Discussion and evaluation

In this report, we showed the subject with hypothalamic hypopituitarism which was diagnosed based on the following findings: excess and delayed reaction of ACTH in CRH load test, delayed reaction of LH and FSH in LHRH load test, poor GH reaction in arginine load test. Although we understood that it would be important to perform insulin tolerance test in order to reconfirm the dysfunction of the hypothalamus in this subject, we failed to obtain the agreement from this subject about the insulin load test due to the risk of the occurrence of hypoglycemia. It was reasonable that this subject was very afraid of the occurrence of hypoglycemia because she experienced severe hypoglycemia repeatedly. Therefore, we decided not to perform insulin tolerance test in this subject. The GH releasing hormone + arginine (GHRH + ARG) test is the best method to accurately evaluate GH secretion.
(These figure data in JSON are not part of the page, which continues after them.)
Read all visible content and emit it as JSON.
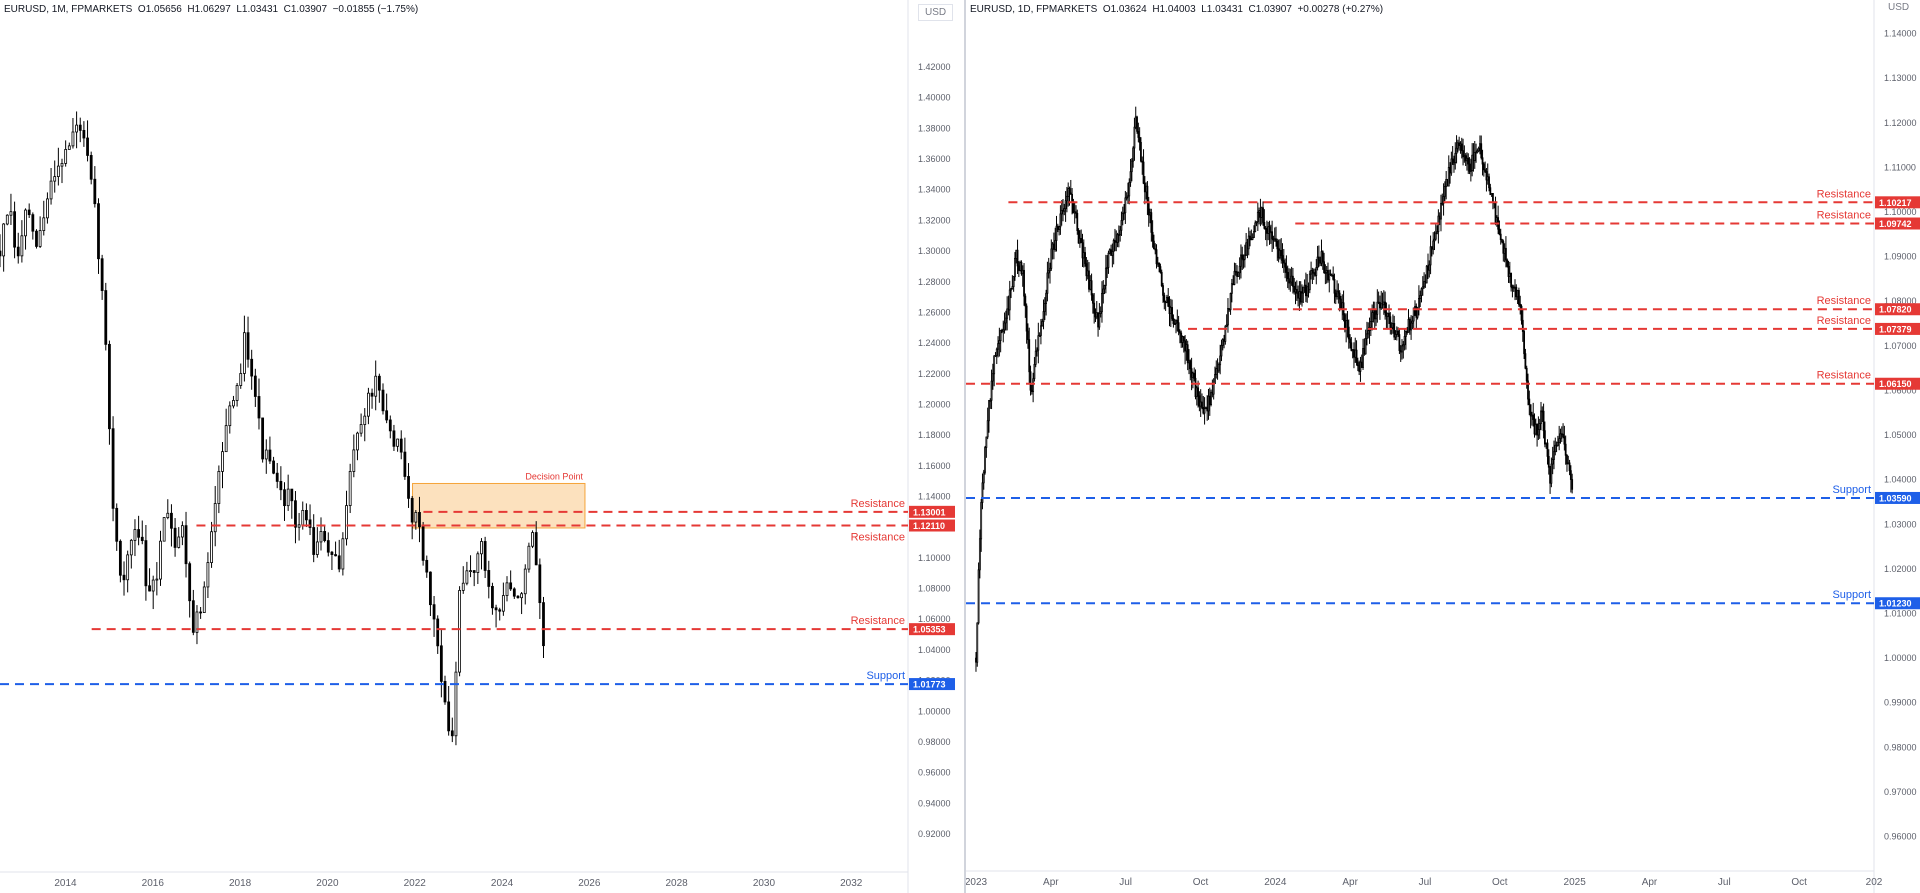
{
  "colors": {
    "resistance": "#e53935",
    "support": "#1e5fe8",
    "candle": "#000000",
    "zone_fill": "#fbd7a8",
    "zone_edge": "#f5a43a",
    "axis_text": "#5d606b"
  },
  "chart_data": [
    {
      "type": "candlestick",
      "id": "left",
      "header": {
        "symbol": "EURUSD, 1M, FPMARKETS",
        "open": "O1.05656",
        "high": "H1.06297",
        "low": "L1.03431",
        "close": "C1.03907",
        "change": "−0.01855 (−1.75%)"
      },
      "currency_label": "USD",
      "x_tick_labels": [
        "2014",
        "2016",
        "2018",
        "2020",
        "2022",
        "2024",
        "2026",
        "2028",
        "2030",
        "2032"
      ],
      "x_tick_values": [
        2014,
        2016,
        2018,
        2020,
        2022,
        2024,
        2026,
        2028,
        2030,
        2032
      ],
      "xlim": [
        2012.5,
        2033.3
      ],
      "y_tick_labels": [
        "1.42000",
        "1.40000",
        "1.38000",
        "1.36000",
        "1.34000",
        "1.32000",
        "1.30000",
        "1.28000",
        "1.26000",
        "1.24000",
        "1.22000",
        "1.20000",
        "1.18000",
        "1.16000",
        "1.14000",
        "1.12000",
        "1.10000",
        "1.08000",
        "1.06000",
        "1.04000",
        "1.02000",
        "1.00000",
        "0.98000",
        "0.96000",
        "0.94000",
        "0.92000"
      ],
      "ylim": [
        0.905,
        1.435
      ],
      "price_path": [
        [
          2012.5,
          1.3
        ],
        [
          2012.7,
          1.33
        ],
        [
          2012.9,
          1.29
        ],
        [
          2013.1,
          1.33
        ],
        [
          2013.3,
          1.3
        ],
        [
          2013.5,
          1.32
        ],
        [
          2013.7,
          1.35
        ],
        [
          2013.9,
          1.36
        ],
        [
          2014.1,
          1.37
        ],
        [
          2014.3,
          1.385
        ],
        [
          2014.5,
          1.36
        ],
        [
          2014.7,
          1.32
        ],
        [
          2014.9,
          1.25
        ],
        [
          2015.1,
          1.13
        ],
        [
          2015.3,
          1.08
        ],
        [
          2015.5,
          1.11
        ],
        [
          2015.7,
          1.12
        ],
        [
          2015.9,
          1.07
        ],
        [
          2016.1,
          1.09
        ],
        [
          2016.3,
          1.14
        ],
        [
          2016.5,
          1.11
        ],
        [
          2016.7,
          1.12
        ],
        [
          2016.9,
          1.055
        ],
        [
          2017.1,
          1.065
        ],
        [
          2017.3,
          1.1
        ],
        [
          2017.5,
          1.16
        ],
        [
          2017.7,
          1.19
        ],
        [
          2017.9,
          1.2
        ],
        [
          2018.1,
          1.245
        ],
        [
          2018.3,
          1.22
        ],
        [
          2018.5,
          1.17
        ],
        [
          2018.7,
          1.16
        ],
        [
          2018.9,
          1.14
        ],
        [
          2019.1,
          1.14
        ],
        [
          2019.3,
          1.12
        ],
        [
          2019.5,
          1.13
        ],
        [
          2019.7,
          1.105
        ],
        [
          2019.9,
          1.115
        ],
        [
          2020.1,
          1.1
        ],
        [
          2020.3,
          1.09
        ],
        [
          2020.5,
          1.16
        ],
        [
          2020.7,
          1.18
        ],
        [
          2020.9,
          1.2
        ],
        [
          2021.1,
          1.215
        ],
        [
          2021.3,
          1.19
        ],
        [
          2021.5,
          1.18
        ],
        [
          2021.7,
          1.165
        ],
        [
          2021.9,
          1.13
        ],
        [
          2022.1,
          1.125
        ],
        [
          2022.3,
          1.08
        ],
        [
          2022.5,
          1.05
        ],
        [
          2022.7,
          1.005
        ],
        [
          2022.8,
          0.975
        ],
        [
          2022.9,
          0.99
        ],
        [
          2023.0,
          1.07
        ],
        [
          2023.2,
          1.09
        ],
        [
          2023.4,
          1.095
        ],
        [
          2023.5,
          1.11
        ],
        [
          2023.7,
          1.08
        ],
        [
          2023.9,
          1.06
        ],
        [
          2024.1,
          1.085
        ],
        [
          2024.3,
          1.07
        ],
        [
          2024.5,
          1.085
        ],
        [
          2024.7,
          1.115
        ],
        [
          2024.85,
          1.07
        ],
        [
          2024.95,
          1.039
        ]
      ],
      "levels": [
        {
          "label": "Resistance",
          "value": 1.13001,
          "price_label": "1.13001",
          "kind": "resistance",
          "x_start": 2022.2,
          "label_side": "above"
        },
        {
          "label": "Resistance",
          "value": 1.1211,
          "price_label": "1.12110",
          "kind": "resistance",
          "x_start": 2017.0,
          "label_side": "below"
        },
        {
          "label": "Resistance",
          "value": 1.05353,
          "price_label": "1.05353",
          "kind": "resistance",
          "x_start": 2014.6,
          "label_side": "above"
        },
        {
          "label": "Support",
          "value": 1.01773,
          "price_label": "1.01773",
          "kind": "support",
          "x_start": 2012.5,
          "label_side": "above"
        }
      ],
      "zone": {
        "label": "Decision Point",
        "x_start": 2021.95,
        "x_end": 2025.9,
        "y_low": 1.1195,
        "y_high": 1.1485
      }
    },
    {
      "type": "candlestick",
      "id": "right",
      "header": {
        "symbol": "EURUSD, 1D, FPMARKETS",
        "open": "O1.03624",
        "high": "H1.04003",
        "low": "L1.03431",
        "close": "C1.03907",
        "change": "+0.00278 (+0.27%)"
      },
      "currency_label": "USD",
      "x_tick_labels": [
        "2023",
        "Apr",
        "Jul",
        "Oct",
        "2024",
        "Apr",
        "Jul",
        "Oct",
        "2025",
        "Apr",
        "Jul",
        "Oct",
        "202"
      ],
      "x_tick_values": [
        0,
        3,
        6,
        9,
        12,
        15,
        18,
        21,
        24,
        27,
        30,
        33,
        36
      ],
      "xlim": [
        -0.4,
        36.0
      ],
      "y_tick_labels": [
        "1.14000",
        "1.13000",
        "1.12000",
        "1.11000",
        "1.10000",
        "1.09000",
        "1.08000",
        "1.07000",
        "1.06000",
        "1.05000",
        "1.04000",
        "1.03000",
        "1.02000",
        "1.01000",
        "1.00000",
        "0.99000",
        "0.98000",
        "0.97000",
        "0.96000"
      ],
      "ylim": [
        0.9543,
        1.1455
      ],
      "price_path": [
        [
          0.0,
          1.0
        ],
        [
          0.2,
          1.035
        ],
        [
          0.5,
          1.055
        ],
        [
          0.8,
          1.07
        ],
        [
          1.2,
          1.075
        ],
        [
          1.6,
          1.09
        ],
        [
          1.9,
          1.085
        ],
        [
          2.2,
          1.06
        ],
        [
          2.6,
          1.075
        ],
        [
          3.0,
          1.09
        ],
        [
          3.4,
          1.1
        ],
        [
          3.8,
          1.105
        ],
        [
          4.1,
          1.095
        ],
        [
          4.5,
          1.085
        ],
        [
          4.9,
          1.075
        ],
        [
          5.3,
          1.09
        ],
        [
          5.7,
          1.095
        ],
        [
          6.1,
          1.105
        ],
        [
          6.4,
          1.12
        ],
        [
          6.8,
          1.105
        ],
        [
          7.2,
          1.09
        ],
        [
          7.6,
          1.08
        ],
        [
          8.0,
          1.075
        ],
        [
          8.4,
          1.07
        ],
        [
          8.8,
          1.06
        ],
        [
          9.1,
          1.055
        ],
        [
          9.5,
          1.06
        ],
        [
          9.9,
          1.07
        ],
        [
          10.3,
          1.085
        ],
        [
          10.7,
          1.09
        ],
        [
          11.1,
          1.095
        ],
        [
          11.4,
          1.1
        ],
        [
          11.8,
          1.095
        ],
        [
          12.2,
          1.09
        ],
        [
          12.6,
          1.085
        ],
        [
          13.0,
          1.08
        ],
        [
          13.4,
          1.085
        ],
        [
          13.8,
          1.09
        ],
        [
          14.2,
          1.085
        ],
        [
          14.6,
          1.08
        ],
        [
          15.0,
          1.07
        ],
        [
          15.4,
          1.065
        ],
        [
          15.8,
          1.075
        ],
        [
          16.2,
          1.08
        ],
        [
          16.6,
          1.075
        ],
        [
          17.0,
          1.07
        ],
        [
          17.4,
          1.075
        ],
        [
          17.8,
          1.08
        ],
        [
          18.2,
          1.09
        ],
        [
          18.6,
          1.1
        ],
        [
          19.0,
          1.11
        ],
        [
          19.4,
          1.115
        ],
        [
          19.8,
          1.11
        ],
        [
          20.2,
          1.115
        ],
        [
          20.6,
          1.105
        ],
        [
          21.0,
          1.095
        ],
        [
          21.4,
          1.085
        ],
        [
          21.8,
          1.08
        ],
        [
          22.1,
          1.06
        ],
        [
          22.4,
          1.05
        ],
        [
          22.7,
          1.055
        ],
        [
          23.0,
          1.04
        ],
        [
          23.3,
          1.05
        ],
        [
          23.6,
          1.048
        ],
        [
          23.9,
          1.039
        ]
      ],
      "levels": [
        {
          "label": "Resistance",
          "value": 1.10217,
          "price_label": "1.10217",
          "kind": "resistance",
          "x_start": 1.3,
          "label_side": "above"
        },
        {
          "label": "Resistance",
          "value": 1.09742,
          "price_label": "1.09742",
          "kind": "resistance",
          "x_start": 12.8,
          "label_side": "above"
        },
        {
          "label": "Resistance",
          "value": 1.0782,
          "price_label": "1.07820",
          "kind": "resistance",
          "x_start": 10.3,
          "label_side": "above"
        },
        {
          "label": "Resistance",
          "value": 1.07379,
          "price_label": "1.07379",
          "kind": "resistance",
          "x_start": 8.5,
          "label_side": "above"
        },
        {
          "label": "Resistance",
          "value": 1.0615,
          "price_label": "1.06150",
          "kind": "resistance",
          "x_start": -0.4,
          "label_side": "above"
        },
        {
          "label": "Support",
          "value": 1.0359,
          "price_label": "1.03590",
          "kind": "support",
          "x_start": -0.4,
          "label_side": "above"
        },
        {
          "label": "Support",
          "value": 1.0123,
          "price_label": "1.01230",
          "kind": "support",
          "x_start": -0.4,
          "label_side": "above"
        }
      ]
    }
  ]
}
However, according to the Japanese guideline for adult GH deficiency (The hypothalamic-pituitary dysfunction study group of the Ministry of Health Labour and Welfare, Japan 2009), we performed arginine load test without GHRH. Therefore GH response should be considered as low because of insufficient stimulation of GH secretion. However, based upon the other various findings, we thought that such recurrent severe hypoglycemia in this subject was presumably due to hypothalamic hypopituitarism.
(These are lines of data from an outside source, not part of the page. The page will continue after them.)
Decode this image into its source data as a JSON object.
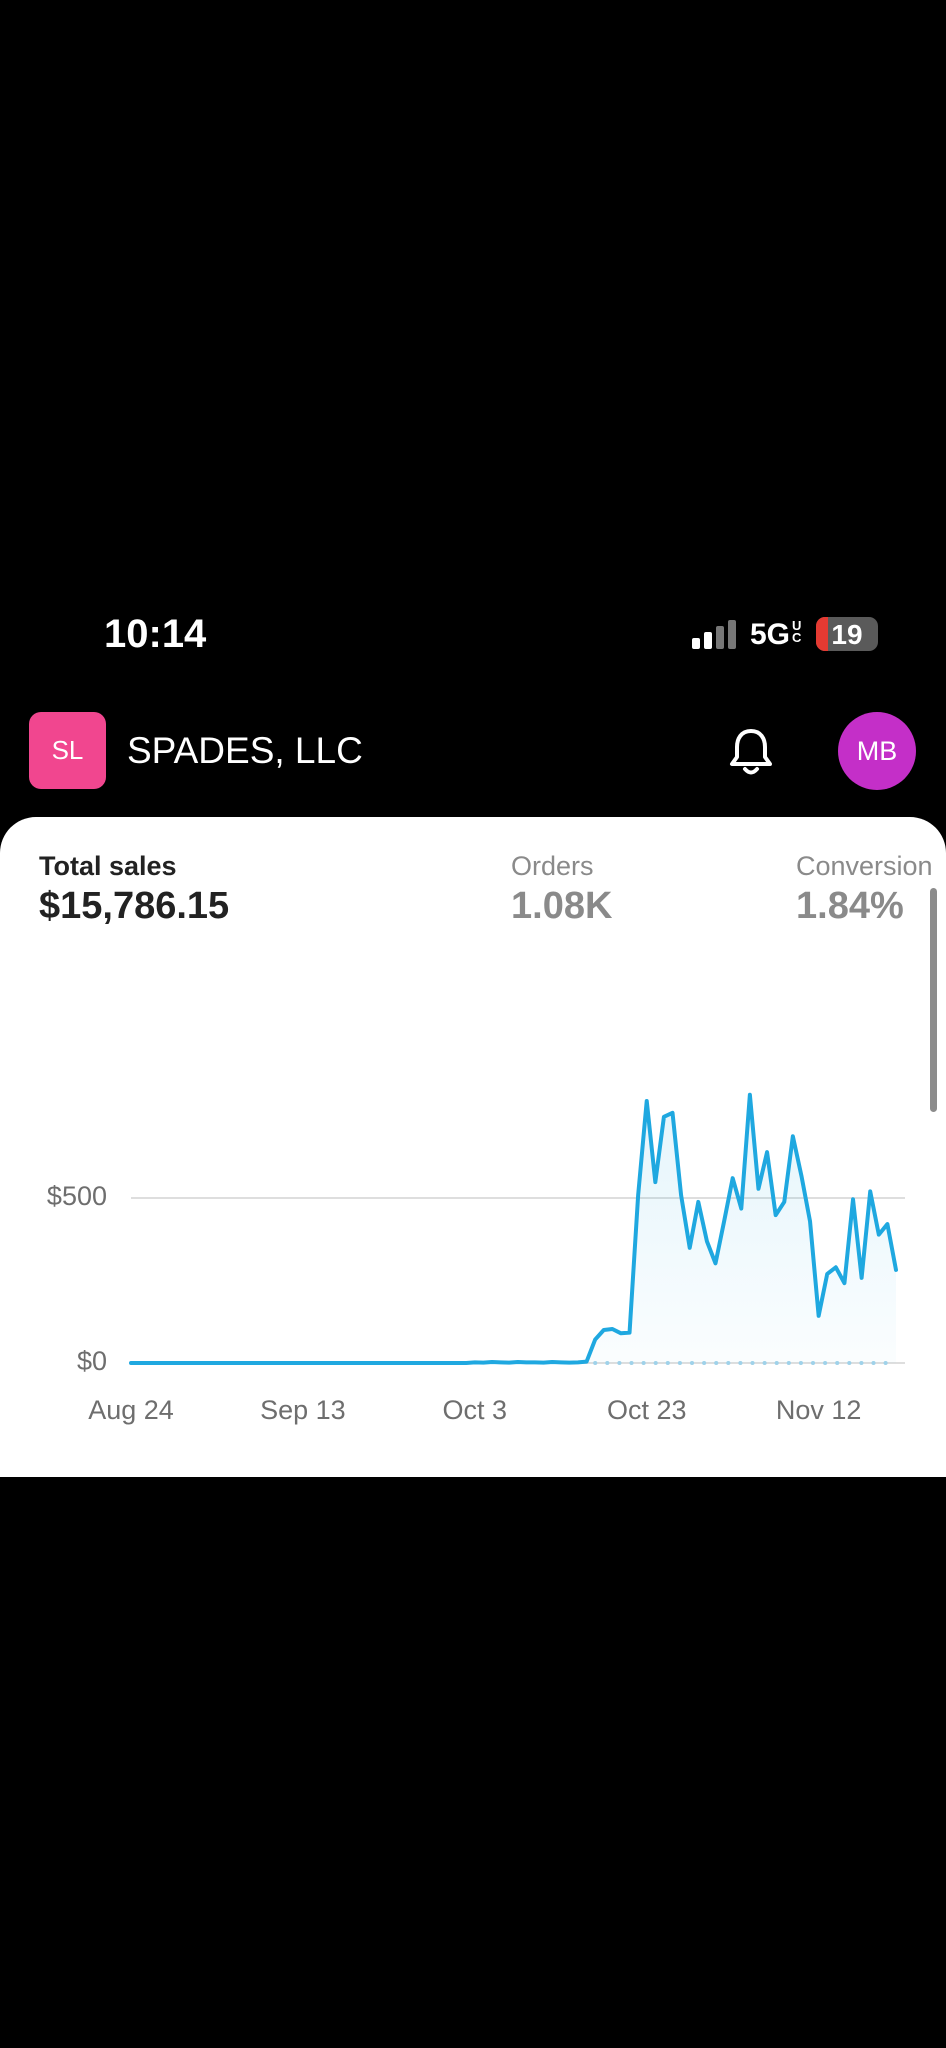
{
  "status": {
    "time": "10:14",
    "network": "5G",
    "network_sub": "UC",
    "battery": "19"
  },
  "header": {
    "initials": "SL",
    "store": "SPADES, LLC",
    "avatar": "MB"
  },
  "metrics": [
    {
      "label": "Total sales",
      "value": "$15,786.15"
    },
    {
      "label": "Orders",
      "value": "1.08K"
    },
    {
      "label": "Conversion",
      "value": "1.84%"
    }
  ],
  "chart_data": {
    "type": "line",
    "categories": [
      "Aug 24",
      null,
      null,
      null,
      null,
      null,
      null,
      null,
      null,
      null,
      null,
      null,
      null,
      null,
      null,
      null,
      null,
      null,
      null,
      null,
      "Sep 13",
      null,
      null,
      null,
      null,
      null,
      null,
      null,
      null,
      null,
      null,
      null,
      null,
      null,
      null,
      null,
      null,
      null,
      null,
      null,
      "Oct 3",
      null,
      null,
      null,
      null,
      null,
      null,
      null,
      null,
      null,
      null,
      null,
      null,
      null,
      null,
      null,
      null,
      null,
      null,
      null,
      "Oct 23",
      null,
      null,
      null,
      null,
      null,
      null,
      null,
      null,
      null,
      null,
      null,
      null,
      null,
      null,
      null,
      null,
      null,
      null,
      null,
      "Nov 12",
      null,
      null,
      null,
      null,
      null,
      null,
      null,
      null,
      null
    ],
    "series": [
      {
        "color": "#1fa8e0",
        "style": "solid",
        "fill": true,
        "values": [
          0,
          0,
          0,
          0,
          0,
          0,
          0,
          0,
          0,
          0,
          0,
          0,
          0,
          0,
          0,
          0,
          0,
          0,
          0,
          0,
          0,
          0,
          0,
          0,
          0,
          0,
          0,
          0,
          0,
          0,
          0,
          0,
          0,
          0,
          0,
          0,
          0,
          0,
          0,
          0,
          2,
          1,
          3,
          2,
          1,
          3,
          2,
          2,
          1,
          3,
          2,
          1,
          2,
          4,
          71,
          100,
          103,
          90,
          92,
          508,
          794,
          548,
          746,
          758,
          508,
          349,
          488,
          369,
          302,
          429,
          560,
          468,
          813,
          528,
          639,
          448,
          488,
          687,
          567,
          429,
          143,
          270,
          290,
          242,
          496,
          258,
          520,
          389,
          421,
          282
        ]
      },
      {
        "color": "#9fd2ea",
        "style": "dotted",
        "fill": false,
        "values": [
          null,
          null,
          null,
          null,
          null,
          null,
          null,
          null,
          null,
          null,
          null,
          null,
          null,
          null,
          null,
          null,
          null,
          null,
          null,
          null,
          null,
          null,
          null,
          null,
          null,
          null,
          null,
          null,
          null,
          null,
          null,
          null,
          null,
          null,
          null,
          null,
          null,
          null,
          null,
          null,
          null,
          null,
          null,
          null,
          null,
          null,
          null,
          null,
          null,
          null,
          null,
          null,
          null,
          null,
          0,
          0,
          0,
          0,
          0,
          0,
          0,
          0,
          0,
          0,
          0,
          0,
          0,
          0,
          0,
          0,
          0,
          0,
          0,
          0,
          0,
          0,
          0,
          0,
          0,
          0,
          0,
          0,
          0,
          0,
          0,
          0,
          0,
          0,
          0,
          0
        ]
      }
    ],
    "ylim": [
      0,
      1200
    ],
    "yticks": [
      {
        "value": 0,
        "label": "$0"
      },
      {
        "value": 500,
        "label": "$500"
      }
    ],
    "grid": true
  }
}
We ruled out the possibility of malignancy, sarcoidosis, tuberculosis and traumatic injury, all of which could be the reason for hypothalamic hypopituitarism (Sharma and Sharma 1991; Saito et al. 2009; Greco 2012; Glezer and Bronstein 2012), and thus we thought that the hypothalamic hypopituitarism in this subject was idiopathic. In addition, counter-regulatory hormone levels were not increased even at the time of hypoglycemia (Table 3). We think that this was presumably due to recurrent hypoglycemia as previously reported (Widom and Simonson 1992; Kinsley et al. 1995; Lingenfelser et al. 1995; Kaneto et al. 1998).
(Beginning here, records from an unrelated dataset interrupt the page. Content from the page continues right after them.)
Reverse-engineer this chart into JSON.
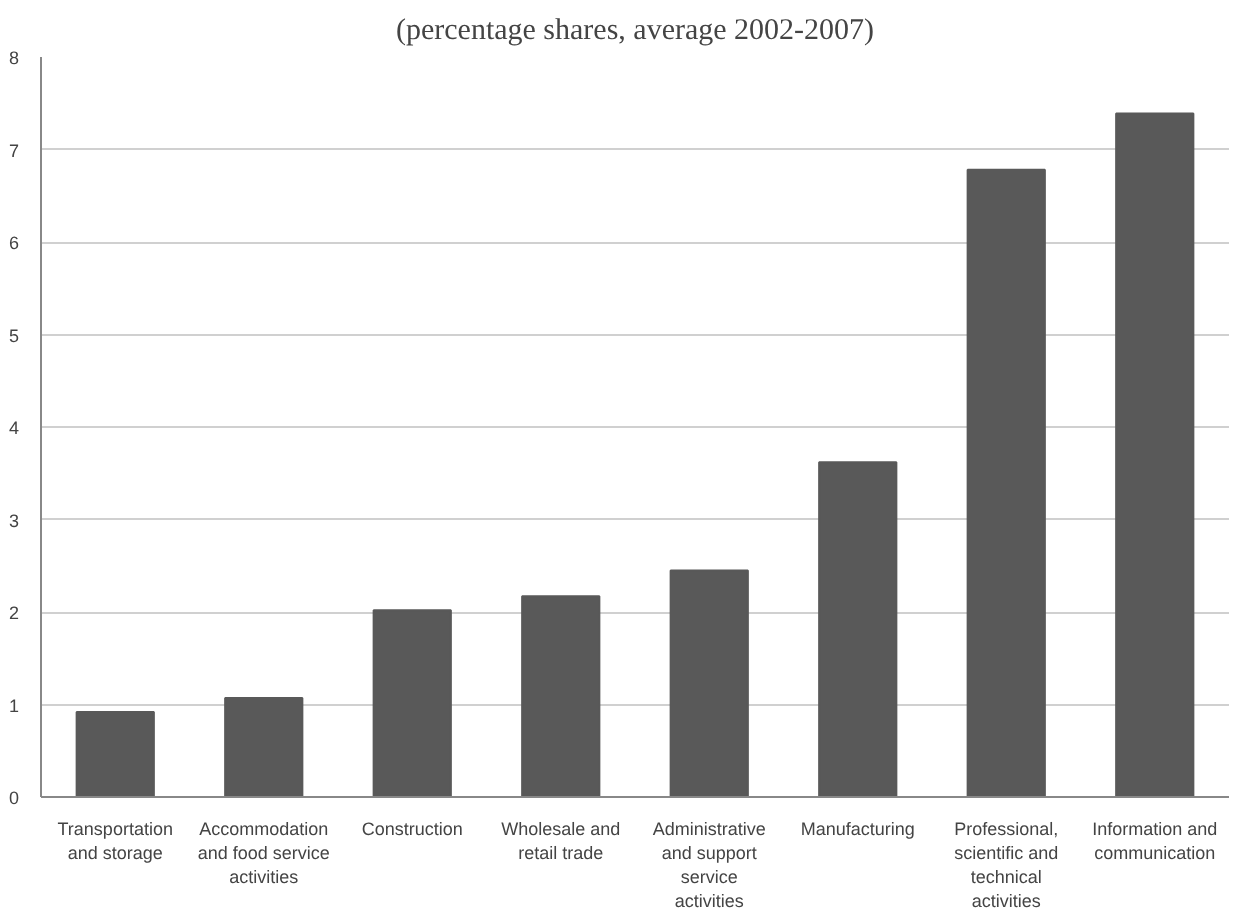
{
  "chart_data": {
    "type": "bar",
    "title": "(percentage shares, average 2002-2007)",
    "categories": [
      "Transportation and storage",
      "Accommodation and food service activities",
      "Construction",
      "Wholesale and retail trade",
      "Administrative and support service activities",
      "Manufacturing",
      "Professional, scientific and technical activities",
      "Information and communication"
    ],
    "values": [
      0.92,
      1.07,
      2.02,
      2.17,
      2.45,
      3.62,
      6.78,
      7.39
    ],
    "color": "#595959",
    "ylim": [
      0,
      8
    ],
    "yticks": [
      0,
      1,
      2,
      3,
      4,
      5,
      6,
      7,
      8
    ],
    "grid": "y"
  }
}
In general, gastrointestinal symptom such as nausea and vomiting is not common adverse effect of hydrocortisone. In addition, prednisolone (15 mg/day) is stronger than hydrocortisone (10 mg/day). Therefore, we cannot exclude the possibility that the gastrointestinal symptom in this subject was due to adrenal insufficiency during the hydrocortisone treatment and that the administration of prednisolone improved adrenal insufficiency which led to the disappearance of gastrointestinal symptom. However, considering the situations that nausea and vomiting appeared just after taking hydrocortisone, we think it is likely that such gastrointestinal symptom is the adverse effect of hydrocortisone although its mechanism remains unknown.

Conclusions

We should be aware of the possibility of hypothalamic hypopituitarism as a cause of recurrent severe hypoglycemia. In addition, although gastrointestinal symptom is not common adverse effect of hydrocortisone, we should be aware that hydrocortisone could induce several gastrointestinal symptom such as nausea and/or vomiting. Such symptom disturbs sufficient steroid hormone replacement and leads to recurrent hypoglycemia. Therefore, in such a case we should stop hydrocortisone and instead start an alternative treatment with prednisolone without any hesitation in order to sufficiently replace steroid hormone and to avoid recurrent hypoglycemia.

Consent

Informed consent was obtained from this patient for being included in the case report.

Statement of Human and Animal Rights

All procedures followed were in accordance with the ethical standards of the responsible committee on human experimentation (institutional and national) and with the Helsinki Declaration of 1975, as revised in 2008 (Lingenfelser et al. 1995).